La Sicilia ha una elevata autonomia. Con lo stesso modello, forse la Catalogna non avrebbe invocato l’indipendenza. Il voto regionale siciliano, che elegge una sorta di “presidente” dell’isola, offre quindi un dato significativo sul mal di pancia della democrazia in Italia e in Europa, compresa la mancanza di sorprese. Non stupisce la vittoria di Nello Musumeci, prevista da molti sondaggi in linea con la traiettoria nordista di Zaia, Maroni e Toti, tutti personaggi con un proprio carisma. Né il successo del M5S, che surclassa tutti gli altri partiti come movimento politico organico e coerente. E, purtroppo, non stupisce neppure la conferma di una tendenza ormai storica, la perdita di rappresentatività della democrazia. Una conferma dal sapore amaro.

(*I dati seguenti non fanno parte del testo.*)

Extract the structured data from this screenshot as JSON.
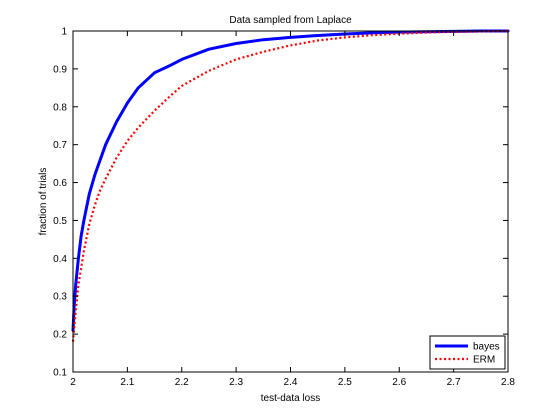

La favola che l’isola sia da sempre allergica alle urne è una frottola (Fig.1). Fin dall’avvento del suffragio universale, dopo la seconda guerra mondiale, l’isola ha partecipato in modo convinto. Nel 1947 andò alle urne l’80% dei siciliani, eleggendo Giuseppe Alessi; nel 1951 l’82%; e nel 1955 l’87%. Fino al 1976 l’affluenza superava l’80%. Poi una progressiva caduta, a partire dagli anni 90 del secolo scorso, per arrivare al crollo delle ultime due tornate: il 47,4% nel 2012 e il 46,8% di domenica 5 novembre 2017. I gloriosi trent’anni (Jean Fourastié, Les Trente Glorieuses ou la révolution invisible de 1946 à 1975, Fauyard: Paris, 1979) quando ha trionfato la società del benessere e la diseguaglianza sembrava destinata ad assottigliarsi ovunque, non erano passati invano neppure nell’isola. E neppure gli ultimi anni, purtroppo; quelli delle passioni tristi e dei loro rappresentanti.

Figura 1

Se si analizza la partecipazione elettorale in Europa, il calo è consolidato quasi ovunque, come dimostrano tutte le presidenziali dei nostri vicini di casa. L’Austria passa dal 97% del 1951 al 72% del 2016, ma nel 2010 era crollata a meno del 54%. La Francia dall’84% del 1965 al 74% del 2017, poi crollato al 48,7% nel ballottaggio: la più bassa affluenza dei tempi moderni. La Croazia dal 75% del 1992 al 59% del 2015. La Slovenia dall’86% del 1992 al 42% del 2012. In Svizzera, dove votò il 73% dei cittadini nelle elezioni parlamentari del 1947, solo il 48% lo ha fatto nel 2015, meno della metà degli aventi diritto. È fuorviante dire che negli Stati Uniti, una culla della democrazia rappresentativa, il turnout (cioè l’affluenza) è da sempre modesto (Fig.2), almeno del Novecento in poi. Dal dopoguerra si è comunque mantenuto costante, tra il 50 e il 60%; e nell’ultima tornata, quando ha vinto Trump, ha partecipato quasi il 56%, meglio della precedente: male che vada un presidente Usa viene votato da almeno un americano su quattro; se va meglio, da uno su tre. Un consenso ben superiore a quello del presidente francese Emmanuel Macron.

Figura 2

Il profondo scontento europeo, che la statistica mette a nudo senza scampo, suggerirebbe una riflessione sul nostro modello di democrazia. La democrazia partecipativa, quella che utilizza Internet, cerca di dare una risposta; ma forse è una risposta ancora insufficiente. Così la democrazia diretta dei referendum è confinata a pochi ambiti, difficilmente estendibili. Quasi tutti sorridono quando parlo di introdurre correttivi basati sul sorteggio di chi ci deve rappresentare, come nell’Atene di Pericle e nella Venezia dei Dogi, in sintonia con il pensiero di Aristotele, Montesquieu e Jefferson. Eppure hanno dimostrato come una quota di parlamentari scelti con il sorteggio aumenti l’efficienza e la produttività dell’istituzione legislativa. Più casualità e meno antipolitica non è una ricetta irragionevole, ma fondata su rigorose analisi statistiche e suscita l’interesse di chi ha a cuore la democrazia e ne teme la deriva olicraturale.